Performance Management
Kevin Mcdaniel
Regardless of the industry, organizations embarking on a digital journey are moving away from the traditional IP address/packet-centric approach to an application-centric approach to enhance productivity and customer experience. This puts the onus on the network to deliver the best experience to the end users/customers accessing these applications. To achieve this objective, network engineers need access to tools and solutions that provide in-depth network performance visibility, with a focus on application experience.
Network architecture in the LAN, WAN, and datacenter is also undergoing transformation with the growing popularity of software-defined technologies like Software Defined Access for LAN, Software Defined WAN, and Software Defined Networks for the datacenter. Here too, the focus is on applications rather than the IP packet. Similarly, enterprise IT infrastructure is experiencing unprecedented changes. Virtualization, hybrid cloud computing, mobility, collaboration and infrastructure consolidation, are driving increased adoption of application-centric approaches such as Software as a Service (SaaS) and infrastructure as a Service (IaaS). Clearly, there’s a growing need for unified view around application visibility and monitoring, service assurance, real-time troubleshooting and analytics - to enable enterprises to fulfil their digital customer experience promise.
In Feb 2019, Gartner estimated the size of the NPMD tool market to be $2.2 billion, growing at a compound annual growth rate of 1.8%1. This market includes application performance monitoring (APM), IT infrastructure monitoring, artificial intelligence for IT operations platforms, and digital experience monitoring.
The need for innovation in NPM
An application-centric network requires next-gen tools that understand the application landscape through tight integration with the underlying infrastructure, providing the ability to understand various flows prevalent in the network.
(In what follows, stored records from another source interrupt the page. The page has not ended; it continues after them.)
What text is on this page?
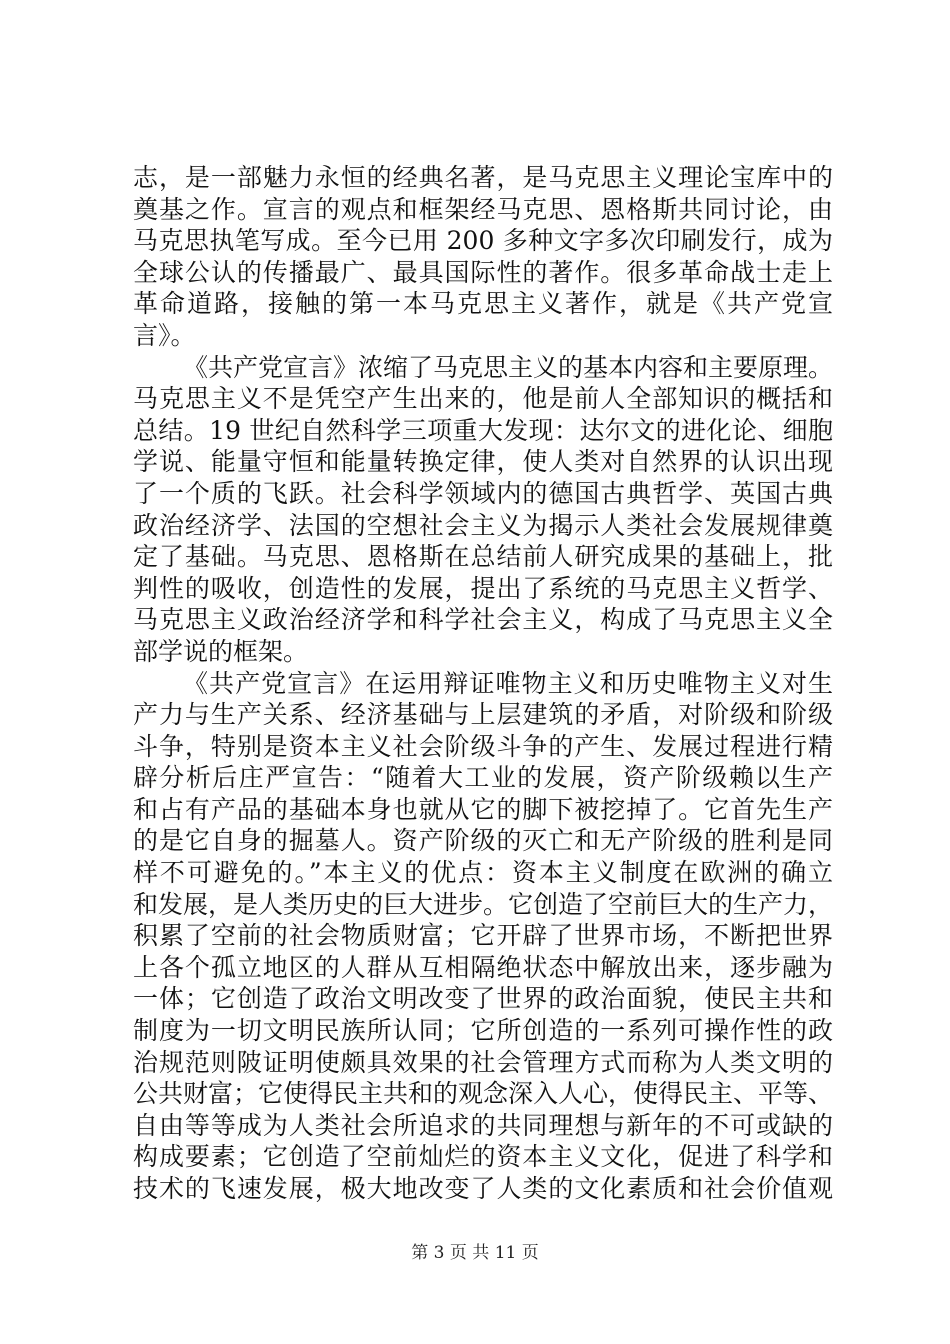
志，是一部魅力永恒的经典名著，是马克思主义理论宝库中的
奠基之作。宣言的观点和框架经马克思、恩格斯共同讨论，由
马克思执笔写成。至今已用 200 多种文字多次印刷发行，成为
全球公认的传播最广、最具国际性的著作。很多革命战士走上
革命道路，接触的第一本马克思主义著作，就是《共产党宣
言》。
《共产党宣言》浓缩了马克思主义的基本内容和主要原理。
马克思主义不是凭空产生出来的，他是前人全部知识的概括和
总结。19 世纪自然科学三项重大发现：达尔文的进化论、细胞
学说、能量守恒和能量转换定律，使人类对自然界的认识出现
了一个质的飞跃。社会科学领域内的德国古典哲学、英国古典
政治经济学、法国的空想社会主义为揭示人类社会发展规律奠
定了基础。马克思、恩格斯在总结前人研究成果的基础上，批
判性的吸收，创造性的发展，提出了系统的马克思主义哲学、
马克思主义政治经济学和科学社会主义，构成了马克思主义全
部学说的框架。
《共产党宣言》在运用辩证唯物主义和历史唯物主义对生
产力与生产关系、经济基础与上层建筑的矛盾，对阶级和阶级
斗争，特别是资本主义社会阶级斗争的产生、发展过程进行精
辟分析后庄严宣告：“随着大工业的发展，资产阶级赖以生产
和占有产品的基础本身也就从它的脚下被挖掉了。它首先生产
的是它自身的掘墓人。资产阶级的灭亡和无产阶级的胜利是同
样不可避免的。”本主义的优点：资本主义制度在欧洲的确立
和发展，是人类历史的巨大进步。它创造了空前巨大的生产力，
积累了空前的社会物质财富；它开辟了世界市场，不断把世界
上各个孤立地区的人群从互相隔绝状态中解放出来，逐步融为
一体；它创造了政治文明改变了世界的政治面貌，使民主共和
制度为一切文明民族所认同；它所创造的一系列可操作性的政
治规范则陂证明使颇具效果的社会管理方式而称为人类文明的
公共财富；它使得民主共和的观念深入人心，使得民主、平等、
自由等等成为人类社会所追求的共同理想与新年的不可或缺的
构成要素；它创造了空前灿烂的资本主义文化，促进了科学和
技术的飞速发展，极大地改变了人类的文化素质和社会价值观
第 3 页 共 11 页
Deploying an innovative network performance management (NPM) architecture that uses existing tools, wherever possible, and brings in new tools and solutions to close the gaps in visibility and analysis (See Figure 1) is the ideal way to achieve this.
Using such architecture, organizations can retain their traditional methods of gathering application flow data like Netflow, SPAN and physical/virtual taps, and centralized tools/analyzers. All they need to do is deploy an orchestration/intent layer. The orchestration/intent layer manages all the underlying tools provided by multiple vendors and creates a single pane of glass for ease of management and analysis. They can choose a custom orchestration layer based on their existing environment and business objectives.
Assuring superior digital user experience
The NPM architecture discussed in this paper has multiple use-cases: resource visibility, monitoring and reporting, capacity planning, service assurance, real-time troubleshooting, forensic investigation, diagnostics, change management, and security complaint audit and analytics. Other value-additions include user experience, cloud-based app and business impact monitoring, network usage reporting, and security enablement. Businesses that deploy such innovative NPM architecture not only monitor and collect network flows for outage or performance degradation resolution but also identify performance optimization opportunities through diagnosis, analysis and root-cause analysis. The result: superior user experience of new-age digital services.